Cengiz Akgün

Cengiz Akgün

GEBZE’Yİ GEBZE’YE RAĞMEN YOK SAYMAK

GEBZE’Yİ GEBZE’YE RAĞMEN YOK SAYMAK

10 adet OSB’de İrili küçüklü 2 bini aşkın sanayi kuruluşu, hızla artan nüfus (408 bin), çarpık yapılaşma ile sürekli anılan Gebze’ye yepyeni bir kimlik, vizyon vermenin zamanı geldi hatta geçiyor bile.

Bu şekilde 50 km öteden idare edilen Gebze’nin istenildiği gibi yaşanılabilir bir kent olarak gelişmesi ve doğru olarak büyümesi olası değil

Gebze’de yaşamayanlar Gebze’yi küçük sıradan bir kasaba olarak biliyor veya çok sayıda fabrikanın bulunduğu bir mıntıka gibi görüyor.

Oysa Gebze sanayi ve fabrikadan ibaret değil.

Son 28 yıl içinde gazeteci olarak Gebze’nin ne kadar kenara kıyıya itildiğini, basmakalıp bir ilçe olarak kalması adına bizatihi iktidarlar ve yerel yönetimler eliyle ne denli çaba harcadığını şahsen görerek tanık oldum.

Belki 1990’lu yılların ikinci yarısında Gebze’nin il olması adına yapılan çalışmalar bir nebze ayrı tutulabilir.

Geçtiğimiz günlerde Ankara’dan bir arkadaşımla sohbet ederken kendisini Gebze’ye davet ettim ve ilçemizle ilgili olarak bazı tarihi yerleri anlattım.

Gebze’ye hiç gelmediğini sadece sanayinin yoğun olduğu bir bölge olarak bildiğini söyledi.

Hadisede budur zaten.

Gebze hava kirliliği, sürekli göç alan, fabrikalarla kuşatılmış sorunlu bir kent olarak algılanıyor.

Belki yerel yönetimlerde az da olsa iyi niyetli olarak kimi konularda çözüm için çaba göstermiş olabilir fakat yerinden yönetimin olmadığı her çaba çözümsüzlüğe çıkıyor.

DERİNLİĞİ OLAN BİR BÖLGE

Oysa Gebze’nin gerçekten çok önemli tarihi bir geçmişi var.

Gebze eski çağlardan itibaren sürekli önemli bir yerleşim alanı olmuş. Bizans ve Osmanlı dönemin coğrafi ve stratejik önemi sahip bir bölge olmuş.

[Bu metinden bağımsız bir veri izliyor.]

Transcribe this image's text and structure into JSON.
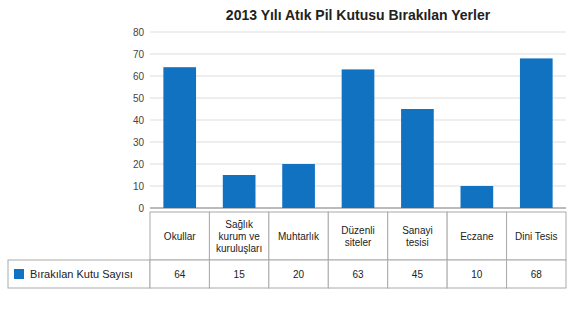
{
  "chart_data": {
    "type": "bar",
    "title": "2013 Yılı Atık Pil Kutusu Bırakılan Yerler",
    "categories": [
      "Okullar",
      "Sağlık\nkurum ve\nkuruluşları",
      "Muhtarlık",
      "Düzenli\nsiteler",
      "Sanayi\ntesisi",
      "Eczane",
      "Dini Tesis"
    ],
    "series": [
      {
        "name": "Bırakılan Kutu Sayısı",
        "color": "#1272C2",
        "values": [
          64,
          15,
          20,
          63,
          45,
          10,
          68
        ]
      }
    ],
    "ylim": [
      0,
      80
    ],
    "yticks": [
      0,
      10,
      20,
      30,
      40,
      50,
      60,
      70,
      80
    ],
    "grid": true
  }
}
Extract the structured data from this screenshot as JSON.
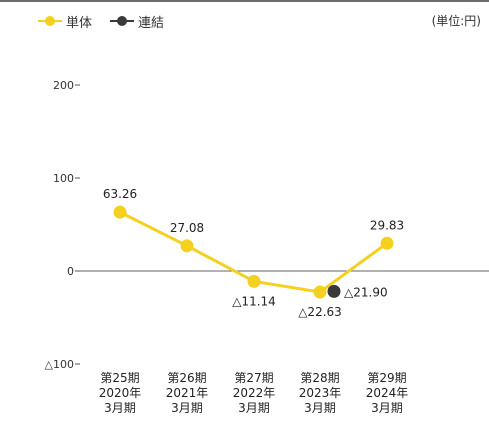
{
  "legend": {
    "standalone": "単体",
    "consolidated": "連結"
  },
  "unit": "(単位:円)",
  "chart_data": {
    "type": "line",
    "categories": [
      [
        "第25期",
        "2020年",
        "3月期"
      ],
      [
        "第26期",
        "2021年",
        "3月期"
      ],
      [
        "第27期",
        "2022年",
        "3月期"
      ],
      [
        "第28期",
        "2023年",
        "3月期"
      ],
      [
        "第29期",
        "2024年",
        "3月期"
      ]
    ],
    "series": [
      {
        "name": "単体",
        "color": "#f5d11f",
        "values": [
          63.26,
          27.08,
          -11.14,
          -22.63,
          29.83
        ],
        "labels": [
          "63.26",
          "27.08",
          "△11.14",
          "△22.63",
          "29.83"
        ]
      },
      {
        "name": "連結",
        "color": "#3a3a3a",
        "values": [
          null,
          null,
          null,
          -21.9,
          null
        ],
        "labels": [
          "",
          "",
          "",
          "△21.90",
          ""
        ]
      }
    ],
    "yticks": [
      200,
      100,
      0,
      -100
    ],
    "ytick_labels": [
      "200",
      "100",
      "0",
      "△100"
    ],
    "ylim": [
      -100,
      200
    ],
    "grid": false,
    "legend_position": "top-left"
  }
}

Osmanlı’nın İstanbul’u başkent yapmasından sonra Gebze savaşlarda Osmanlı ordusunun ilk dinlenme ve mola verdiği bölge olmuş, ordu Gebze üzerinden sefere gidermiş. Yine ulaşım da Gebze en önemli menzil konumundaydı.

İstanbul’dan yola çıkan kervanlar ilk molayı Gebze’de verir daha sonra yollarına devam ederlerdi. Gebze aynı zamanda önemli bir menzil noktasıydı.

1523’de Çoban Mustafa Paşa tarafında yaptırılan külliye Gebze’nin aslında ne önemli bir konuma sahip olduğunun da göstergesidir. Külliye döneminde adeta Gebze Üniversitesi gibi işlev görmüş kompleks gibiydi. İçinde kütüphanesi, eğitim verilen odaları, şifahaneleri, yemek odaları, kervansarayı, camisi ile müthiş bir yapıdır külliye.

2024 yerel seçimleri Gebze adına umarım yeni bir başlangıç olur.

Gebze’yi Gebze’ye rağmen yok saymayan yepyeni bir anlayış seçimleri kazanır.